Mikrofinanz
Sparbuch als Entwicklungshelfer
Seit fast 20 Jahren begleitet die Sparkassenstiftung für internationale Kooperation lokale Projekte in Schwellen- und Entwicklungsländern. Im Jahr 2010 leisteten ihre Berater in 25 Staaten Überzeugungsarbeit. Schnelles Wachstum verfolgen die 130 Mitarbeiter nicht; auch ernten sie kaum Schlagzeilen. Umso mehr überraschte sie, wie vor einem Jahr die internationale Berichterstattung umschlug: Galten Mikrokredite zuvor als Zaubermittel gegen Armut, wird ihnen heute massenhafte Verelendung vorgeworfen.
Den Umschwung brachte die Mikrofinanzkrise im indischen Bundesstaat Andhra Pradesh. Kernproblem dort war, dass zu viel Geld in den Sektor gedrückt wurde. Auf ihrer blinden Jagd nach Wachstum pumpten sich große Mikrofinanzinstitute (MFI) Geld am Kapitalmarkt und drängten auch Kunden Darlehen auf, die absehbar daran scheitern mussten. Die Sparkassenstiftung verfolgt eine andere Strategie. „Wer Menschen dabei hilft, langfristige Strukturen aufzubauen, hilft am besten“, meint Geschäftsführer Niclaus Bergmann. Um solche stabilen Netze zu knüpfen, müssten vor Ort nicht nur Kredite gegeben, sondern auch Ersparnisse verwaltet werden dürfen.
Deutsche Sparkassen haben eine lange Tradition als bürgernahe Geldhäuser. Sie gehören den Städten und Landkreisen und arbeiten unabhängig. Aus dem Geld ihrer Sparer finanzieren sie häufig Kredite an örtliche Unternehmen. Das darf aber nie auf Kosten der Sparer gehen, betont Bergmann: „Auch wenn MFI dauerhaft Verluste schreiben, müssen sie aufhören.“ Orientierten die Institute sich dabei am kurzen Gewinn, verlieren sie nach Bergmanns Worten ihre Berechtigung. In vielen Schwellenländern werden Sparbücher allerdings durch Gesetze streng eingeschränkt. So entsteht kein solides, örtlich verankertes Mikrofinanzwesen, sagt Bergmann: „Viele Regierungen übersehen, dass Sparen und Schulden zwei Seiten einer Medaille sind.“
Aus Sicht der Sparkassenstiftung versprechen Mikrokreditsysteme unter vier Bedingungen Erfolg:
– Mikrokredite müssen mit anderen Dienstleistungen wie Sparbüchern, Versicherungen oder Geldtransfer ergänzt werden.

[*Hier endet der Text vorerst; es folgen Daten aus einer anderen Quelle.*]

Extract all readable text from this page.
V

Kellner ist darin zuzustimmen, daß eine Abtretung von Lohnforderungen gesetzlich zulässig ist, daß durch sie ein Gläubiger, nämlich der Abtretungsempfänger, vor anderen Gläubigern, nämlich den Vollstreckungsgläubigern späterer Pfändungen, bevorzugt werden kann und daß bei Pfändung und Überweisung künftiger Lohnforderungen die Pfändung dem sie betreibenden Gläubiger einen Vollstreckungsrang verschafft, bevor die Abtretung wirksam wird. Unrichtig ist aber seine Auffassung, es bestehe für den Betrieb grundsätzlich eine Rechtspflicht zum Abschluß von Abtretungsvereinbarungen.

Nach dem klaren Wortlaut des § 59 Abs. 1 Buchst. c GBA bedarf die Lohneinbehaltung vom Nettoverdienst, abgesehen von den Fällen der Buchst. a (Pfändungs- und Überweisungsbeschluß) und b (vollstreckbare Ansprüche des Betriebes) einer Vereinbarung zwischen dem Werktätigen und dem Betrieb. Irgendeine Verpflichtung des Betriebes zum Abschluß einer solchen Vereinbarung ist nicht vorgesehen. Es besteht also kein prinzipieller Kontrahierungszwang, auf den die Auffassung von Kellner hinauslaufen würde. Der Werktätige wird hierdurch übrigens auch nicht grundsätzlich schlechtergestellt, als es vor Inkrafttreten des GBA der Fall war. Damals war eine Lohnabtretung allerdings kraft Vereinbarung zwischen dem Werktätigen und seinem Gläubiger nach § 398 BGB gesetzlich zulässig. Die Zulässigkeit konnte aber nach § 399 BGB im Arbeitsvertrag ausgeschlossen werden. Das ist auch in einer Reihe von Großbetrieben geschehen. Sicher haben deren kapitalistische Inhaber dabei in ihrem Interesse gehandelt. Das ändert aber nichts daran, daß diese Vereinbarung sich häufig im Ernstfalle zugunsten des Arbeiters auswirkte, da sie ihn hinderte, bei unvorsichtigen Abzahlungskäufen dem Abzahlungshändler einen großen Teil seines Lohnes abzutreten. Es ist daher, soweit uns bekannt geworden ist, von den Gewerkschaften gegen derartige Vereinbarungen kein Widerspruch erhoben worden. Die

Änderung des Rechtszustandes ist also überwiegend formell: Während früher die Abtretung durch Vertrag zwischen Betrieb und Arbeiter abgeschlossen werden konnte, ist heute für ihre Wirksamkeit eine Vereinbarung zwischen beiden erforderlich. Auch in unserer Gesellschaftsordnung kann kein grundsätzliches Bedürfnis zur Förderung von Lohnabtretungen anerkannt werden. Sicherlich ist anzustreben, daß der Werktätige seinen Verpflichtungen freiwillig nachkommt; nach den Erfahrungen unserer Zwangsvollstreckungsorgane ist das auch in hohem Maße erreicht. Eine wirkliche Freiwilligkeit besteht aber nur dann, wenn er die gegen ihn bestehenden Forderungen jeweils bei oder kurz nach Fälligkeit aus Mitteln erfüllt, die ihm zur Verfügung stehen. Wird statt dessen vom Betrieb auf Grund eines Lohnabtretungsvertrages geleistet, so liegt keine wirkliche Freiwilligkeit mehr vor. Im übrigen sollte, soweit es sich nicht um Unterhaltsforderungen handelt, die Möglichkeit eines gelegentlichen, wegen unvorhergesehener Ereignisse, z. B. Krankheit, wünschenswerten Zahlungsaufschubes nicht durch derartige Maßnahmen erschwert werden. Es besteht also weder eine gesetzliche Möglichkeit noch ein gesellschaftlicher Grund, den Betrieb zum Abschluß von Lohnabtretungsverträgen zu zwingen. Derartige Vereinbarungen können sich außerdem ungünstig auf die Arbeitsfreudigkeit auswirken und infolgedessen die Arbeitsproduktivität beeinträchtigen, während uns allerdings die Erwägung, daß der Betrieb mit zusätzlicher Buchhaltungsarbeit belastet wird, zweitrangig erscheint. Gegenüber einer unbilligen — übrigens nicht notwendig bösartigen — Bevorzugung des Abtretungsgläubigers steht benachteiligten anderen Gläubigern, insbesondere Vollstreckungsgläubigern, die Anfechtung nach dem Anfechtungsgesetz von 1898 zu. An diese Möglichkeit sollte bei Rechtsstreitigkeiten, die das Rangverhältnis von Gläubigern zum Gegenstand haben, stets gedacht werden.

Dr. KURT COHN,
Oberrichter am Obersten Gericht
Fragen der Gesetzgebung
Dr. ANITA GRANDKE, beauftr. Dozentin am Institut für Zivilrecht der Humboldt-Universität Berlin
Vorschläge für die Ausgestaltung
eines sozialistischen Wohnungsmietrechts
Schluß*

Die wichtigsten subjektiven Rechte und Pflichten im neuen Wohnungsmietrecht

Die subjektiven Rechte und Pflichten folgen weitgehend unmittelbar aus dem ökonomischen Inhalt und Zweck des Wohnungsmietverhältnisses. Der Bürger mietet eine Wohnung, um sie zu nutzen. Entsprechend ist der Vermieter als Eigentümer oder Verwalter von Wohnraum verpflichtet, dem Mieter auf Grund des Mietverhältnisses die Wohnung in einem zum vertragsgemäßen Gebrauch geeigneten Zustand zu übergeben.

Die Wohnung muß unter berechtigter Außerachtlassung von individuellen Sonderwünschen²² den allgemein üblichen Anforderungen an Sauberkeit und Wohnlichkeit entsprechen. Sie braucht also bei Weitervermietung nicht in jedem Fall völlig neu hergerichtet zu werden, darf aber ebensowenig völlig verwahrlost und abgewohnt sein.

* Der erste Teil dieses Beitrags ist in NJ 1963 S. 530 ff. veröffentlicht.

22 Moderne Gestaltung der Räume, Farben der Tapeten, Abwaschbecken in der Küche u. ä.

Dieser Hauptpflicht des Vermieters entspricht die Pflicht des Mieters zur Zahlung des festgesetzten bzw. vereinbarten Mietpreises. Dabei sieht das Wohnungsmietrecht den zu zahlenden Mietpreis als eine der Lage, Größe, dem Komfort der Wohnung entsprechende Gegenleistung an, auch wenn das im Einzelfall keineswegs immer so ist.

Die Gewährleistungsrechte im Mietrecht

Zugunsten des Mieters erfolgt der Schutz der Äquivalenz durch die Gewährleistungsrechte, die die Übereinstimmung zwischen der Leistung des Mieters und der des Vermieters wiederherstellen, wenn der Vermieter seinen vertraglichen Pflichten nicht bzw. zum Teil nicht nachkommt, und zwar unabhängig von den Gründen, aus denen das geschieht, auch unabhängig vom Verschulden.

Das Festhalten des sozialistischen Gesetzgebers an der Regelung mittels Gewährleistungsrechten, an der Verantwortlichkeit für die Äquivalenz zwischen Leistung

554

– Der Staat muss Schuldner schützen, indem er Marktregeln aufstellt. Sie müssen den Instituten dennoch erlauben, rentabel zu wirtschaften.
– Kunden müssen möglichst schon als Kinder lernen, mit Ersparnissen umzugehen.
– Manager und Mitarbeiter der MFI brauchen auch Bildung in Bankbetriebswirtschaft.
Eine der größten Sorgen für die Sparkassen-Berater in Entwicklungsländern sind Regierungen, die lokale Institute daran hindern, sich selber zu verwalten. Kreditbüros oder Spargruppen zu vernetzen sei richtig, argumentiert die Stiftung. Lokale Institute müssten aber selbst erkennen, welche Vorteile ein Schulterschluss mit anderen bringt. Berater der Sparkassenstiftung versuchen, die Behörden behutsam davon zu überzeugen, dass Vertrauen mehr bringt als Kontrolle.